DUBAI: Un bâtiment du centre de Dubaï a été touché par des débris provenant d’une attaque interceptée, a annoncé vendredi le bureau des médias du gouvernement, après que des explosions ont ébranlé la place financière du Moyen-Orient.

Un bâtiment avait été touché a confirmé le bureau des médias de Dubaï. Les défenses aériennes des Emirats arabes unis ont intercepté plus de 1.500 drones iraniens et près de 300 missiles depuis le début de la guerre dans la région.

"Les autorités ont confirmé que des débris provenant d’une interception réussie ont provoqué un léger incident sur la façade d’un bâtiment dans le centre de Dubaï", a indiqué le bureau des médias sur X, en ajoutant qu’aucun blessé n’avait été signalé.

Un correspondant de l'AFP a indiqué avoir senti son immeuble trembler et avoir entendu une importante explosion. Un épais nuage de fumée était visible vendredi matin dans l'émirat.

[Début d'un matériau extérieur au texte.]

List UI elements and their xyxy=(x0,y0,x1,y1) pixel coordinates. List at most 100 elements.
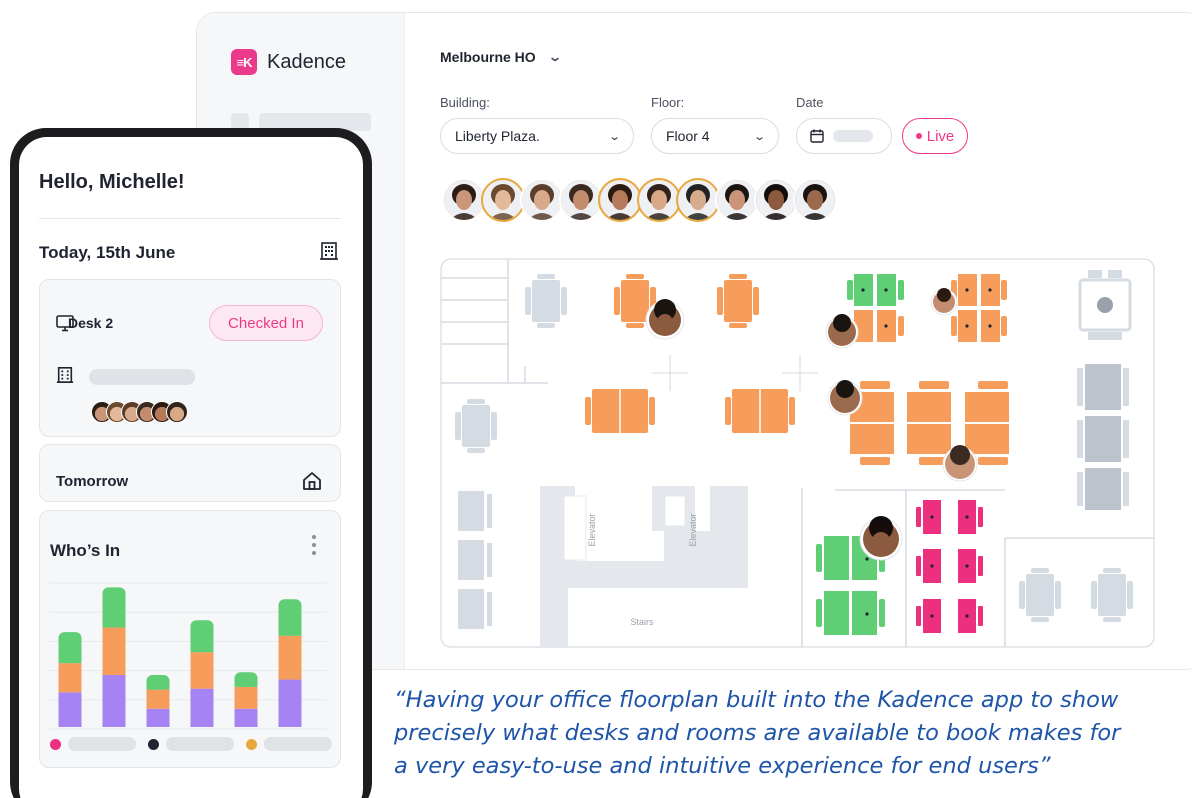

Le dernier incident survient après la chute d’un drone près du quartier financier de Dubaï jeudi. L’Iran avait menacé de frapper des institutions économiques, poussant certaines entreprises à évacuer leur personnel de la zone.

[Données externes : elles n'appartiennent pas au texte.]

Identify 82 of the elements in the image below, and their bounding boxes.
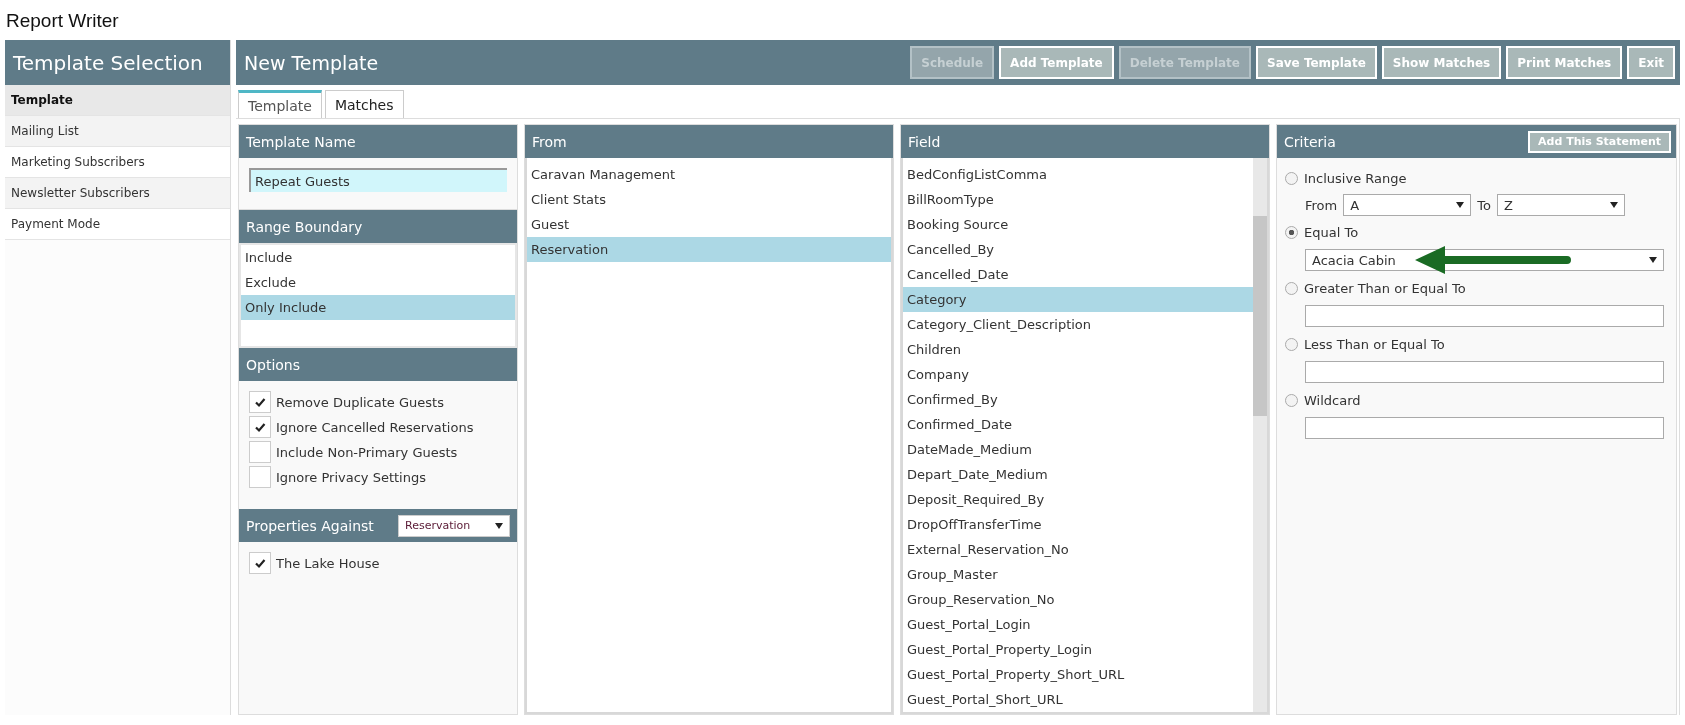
panel-header: From xyxy=(525,125,893,158)
radio-button[interactable] xyxy=(1285,281,1298,295)
panel-title: Criteria xyxy=(1284,133,1336,150)
from-dropdown[interactable]: A xyxy=(1343,194,1472,216)
list-item[interactable]: BillRoomType xyxy=(903,187,1253,212)
checkbox[interactable] xyxy=(249,391,271,413)
list-item[interactable]: Guest_Portal_Login xyxy=(903,612,1253,637)
checkbox[interactable] xyxy=(249,416,271,438)
list-item[interactable]: Booking Source xyxy=(903,212,1253,237)
checkbox[interactable] xyxy=(249,466,271,488)
list-item[interactable]: Reservation xyxy=(527,237,891,262)
radio-button[interactable] xyxy=(1285,225,1298,239)
list-item[interactable]: Cancelled_By xyxy=(903,237,1253,262)
list-item[interactable]: Include xyxy=(241,245,515,270)
tab[interactable]: Matches xyxy=(324,90,404,118)
list-item[interactable]: Category xyxy=(903,287,1253,312)
list-item[interactable]: Exclude xyxy=(241,270,515,295)
panel-header: Field xyxy=(901,125,1269,158)
page-title: New Template xyxy=(244,51,379,74)
list-item[interactable]: DateMade_Medium xyxy=(903,437,1253,462)
sidebar-title: Template Selection xyxy=(5,40,230,85)
scroll-thumb[interactable] xyxy=(1253,216,1267,416)
list-item[interactable]: DropOffTransferTime xyxy=(903,512,1253,537)
list-item[interactable]: Company xyxy=(903,362,1253,387)
list-item[interactable]: Group_Master xyxy=(903,562,1253,587)
panel-title: Properties Against xyxy=(246,517,374,534)
scrollbar[interactable] xyxy=(1253,158,1267,712)
list-item[interactable]: Category_Client_Description xyxy=(903,312,1253,337)
caret-icon xyxy=(1456,201,1465,209)
checkbox[interactable] xyxy=(249,441,271,463)
list-item[interactable]: Guest_Portal_Short_URL xyxy=(903,687,1253,712)
list-item[interactable]: Guest_Portal_Property_Short_URL xyxy=(903,662,1253,687)
sidebar-item[interactable]: Template xyxy=(5,85,230,116)
checkmark-icon xyxy=(254,421,266,433)
checkbox[interactable] xyxy=(249,552,271,574)
panel-header: Template Name xyxy=(239,125,517,158)
value-field[interactable] xyxy=(1305,361,1664,383)
sidebar-item[interactable]: Newsletter Subscribers xyxy=(5,178,230,209)
list-item[interactable]: Guest_Portal_Property_Login xyxy=(903,637,1253,662)
to-label: To xyxy=(1477,197,1491,213)
radio-button[interactable] xyxy=(1285,171,1298,185)
panel-header: Options xyxy=(239,348,517,381)
list-item[interactable]: Only Include xyxy=(241,295,515,320)
list-item[interactable]: Confirmed_By xyxy=(903,387,1253,412)
sidebar-item[interactable]: Mailing List xyxy=(5,116,230,147)
radio-button[interactable] xyxy=(1285,337,1298,351)
tab[interactable]: Template xyxy=(238,90,322,118)
list-item[interactable]: Cancelled_Date xyxy=(903,262,1253,287)
caret-icon xyxy=(1609,201,1618,209)
caret-icon xyxy=(495,521,503,530)
radio-label: Equal To xyxy=(1304,224,1359,240)
radio-label: Less Than or Equal To xyxy=(1304,336,1445,352)
list-item[interactable]: Confirmed_Date xyxy=(903,412,1253,437)
checkbox-label: The Lake House xyxy=(276,555,380,571)
property-dropdown[interactable]: Reservation xyxy=(398,514,510,537)
checkbox-label: Remove Duplicate Guests xyxy=(276,394,444,410)
radio-label: Greater Than or Equal To xyxy=(1304,280,1466,296)
radio-label: Inclusive Range xyxy=(1304,170,1407,186)
checkbox-label: Ignore Cancelled Reservations xyxy=(276,419,474,435)
list-item[interactable]: Caravan Management xyxy=(527,162,891,187)
checkbox-label: Ignore Privacy Settings xyxy=(276,469,426,485)
list-item[interactable]: Client Stats xyxy=(527,187,891,212)
list-item[interactable]: BedConfigListComma xyxy=(903,162,1253,187)
template-name-field[interactable]: Repeat Guests xyxy=(249,168,507,192)
panel-header: Range Boundary xyxy=(239,210,517,243)
radio-button[interactable] xyxy=(1285,393,1298,407)
caret-icon xyxy=(1649,256,1657,264)
list-item[interactable]: Group_Reservation_No xyxy=(903,587,1253,612)
value-field[interactable] xyxy=(1305,417,1664,439)
list-item[interactable]: Deposit_Required_By xyxy=(903,487,1253,512)
to-dropdown[interactable]: Z xyxy=(1496,194,1625,216)
checkbox-label: Include Non-Primary Guests xyxy=(276,444,458,460)
list-item[interactable]: Children xyxy=(903,337,1253,362)
from-label: From xyxy=(1305,197,1338,213)
radio-label: Wildcard xyxy=(1304,392,1361,408)
checkmark-icon xyxy=(254,396,266,408)
checkmark-icon xyxy=(254,557,266,569)
list-item[interactable]: Depart_Date_Medium xyxy=(903,462,1253,487)
list-item[interactable]: Guest xyxy=(527,212,891,237)
value-field[interactable] xyxy=(1305,305,1664,327)
app-title: Report Writer xyxy=(5,9,119,30)
list-item[interactable]: External_Reservation_No xyxy=(903,537,1253,562)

Les Emirats arabes unis, riches en pétrole, ainsi que d’autres pays aisés du Golfe sont sous les tirs incessants de l’Iran depuis le début de la guerre, le 28 février.

L’aéroport de Dubaï, l’un des plus grands au monde, a été visé à plusieurs reprises, tout comme son port et son parc immobilier de luxe, notamment la Palm Jumeirah et l’hôtel Burj Al Arab.